Thursday, December 18th, 2008

architecture 2030

Because investing in energy efficiency in buildings is the most effective way to create jobs and revive the economy (see Justification), Architecture 2030 recommends an investment of $171.72 billion ($85.86 billion each year for two years) in a plan that integrates a housing mortgage buy-down and an accelerated-depreciation program for commercial buildings with energy efficiency in buildings, specifically with the widely adopted energy reduction plan called the 2030 Challenge1. This investment will create 3.75 million direct jobs in the Building Sector, as well as 4.34 million indirect and induced jobs and over 350,000 jobs from consumer spending.

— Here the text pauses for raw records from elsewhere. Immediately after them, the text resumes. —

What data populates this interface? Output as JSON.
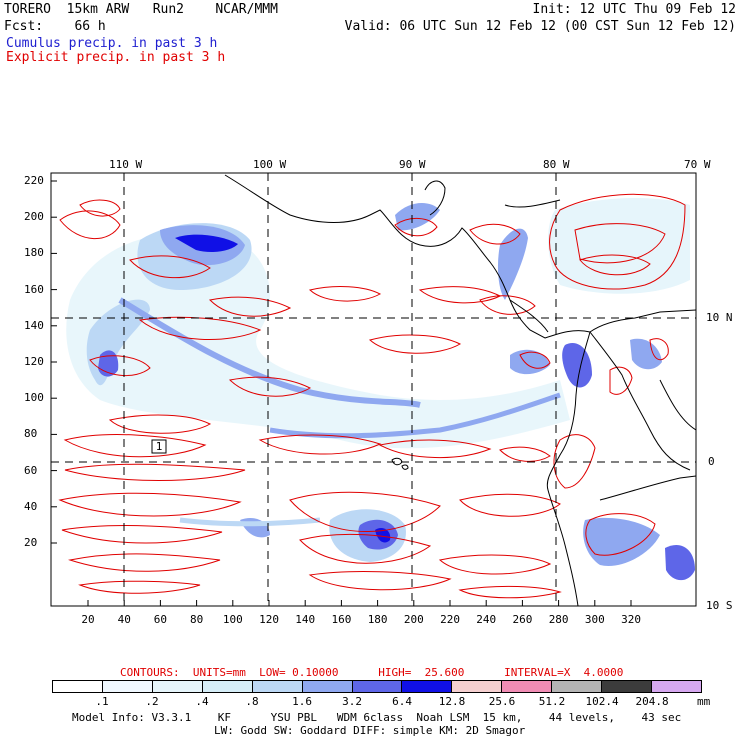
{
  "header": {
    "line1_left": "TORERO  15km ARW   Run2    NCAR/MMM",
    "line1_right": "Init: 12 UTC Thu 09 Feb 12",
    "line2_left": "Fcst:    66 h",
    "line2_right": "Valid: 06 UTC Sun 12 Feb 12 (00 CST Sun 12 Feb 12)",
    "cumulus_label": "Cumulus precip. in past 3 h",
    "explicit_label": "Explicit precip. in past 3 h",
    "cumulus_color": "#2020d0",
    "explicit_color": "#e00000"
  },
  "map": {
    "top_longitudes": [
      "110 W",
      "100 W",
      "90 W",
      "80 W",
      "70 W"
    ],
    "right_latitudes": [
      "10 N",
      "0",
      "10 S"
    ],
    "y_grid_ticks": [
      "220",
      "200",
      "180",
      "160",
      "140",
      "120",
      "100",
      "80",
      "60",
      "40",
      "20"
    ],
    "x_grid_ticks": [
      "20",
      "40",
      "60",
      "80",
      "100",
      "120",
      "140",
      "160",
      "180",
      "200",
      "220",
      "240",
      "260",
      "280",
      "300",
      "320"
    ],
    "box_label": "1"
  },
  "contour_info": "CONTOURS:  UNITS=mm  LOW= 0.10000      HIGH=  25.600      INTERVAL=X  4.0000",
  "colorbar": {
    "labels": [
      ".1",
      ".2",
      ".4",
      ".8",
      "1.6",
      "3.2",
      "6.4",
      "12.8",
      "25.6",
      "51.2",
      "102.4",
      "204.8"
    ],
    "unit": "mm",
    "colors": [
      "#ffffff",
      "#f0f8ff",
      "#e6f5fb",
      "#d6eef8",
      "#bcd8f5",
      "#8fa8f0",
      "#5e66e8",
      "#1010e6",
      "#f5d0d0",
      "#f08cb4",
      "#b4b4b4",
      "#3c3c3c",
      "#d6a8f0"
    ]
  },
  "footer": {
    "line1": "Model Info: V3.3.1    KF      YSU PBL   WDM 6class  Noah LSM  15 km,    44 levels,    43 sec",
    "line2": "LW: Godd SW: Goddard DIFF: simple KM: 2D Smagor"
  }
}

Of special note, tying the mortgage buy-down and accelerated depreciation to achieving specific energy reductions immediately creates the opportunity for a $1.6 trillion renovation market that does not currently exist. The immediacy and magnitude of this opportunity can turn the tide for the construction industry, as well as the nation.

The plan, called the 2030 Challenge Stimulus Plan (‘Plan’), would save consumers $142.33 billion to $200.88 billion2 in energy costs and mortgage payments over a five-year period, significantly reducing the risk of mortgage failure while increasing disposable income. Because the 2030 Challenge calls for buildings to be renovated or designed to reduce their fossil-fuel, GHG-emitting energy consumption in a range from 30% below that required by the IECC 2006 and ASHRAE 90.1-2004 code standards to carbon neutral3, the Plan will also reduce CO2 emissions by 481.13 MMT and energy consumption by 6.17 QBtu over the same five-year period.

Read the whole report…

U.S. Can Grow Jobs With Energy Efficiency

Friday, October 24th, 2008

Robert Pollin, Univ. of Massachusetts – Amherst Economics Professor:
To the house committee on pensions and jobs:

Energy efficiency (government) investments… Seems to be no brainers. We are dealing with known technologies. An example is retrofitting existing buildings… We can invest in retrofitting the public sector buildings starting tomorrow. There are 800,000 construction workers who have lost their jobs. We can put them back to work. We can get these projects going. They are relatively short term projects. And they will pay for themselves… on average, you’ll see a full return on your investment within about 5 years.

With respect to renewable energy. In regards will tax credits. We do know that renewable energy tax credits which you had stalled and now you’ve restored* are very effective. The market is very responsive… the last time you held back on the renewable tax credits and then increased them we saw a doubling, for example, in investments in wind energy. So those things are there before us.

I do think that the first priority… in the energy area … is energy efficiency. And you’ll get the most jobs. It will be done fast. The technologies are there. And you will fight global warming. You will increase energy independence. You will create a lever against future rises in the price of oil.

* He’s referring to the Renewable Energy Tax Credits extension that were blocked in the Senate after a republican filibuster.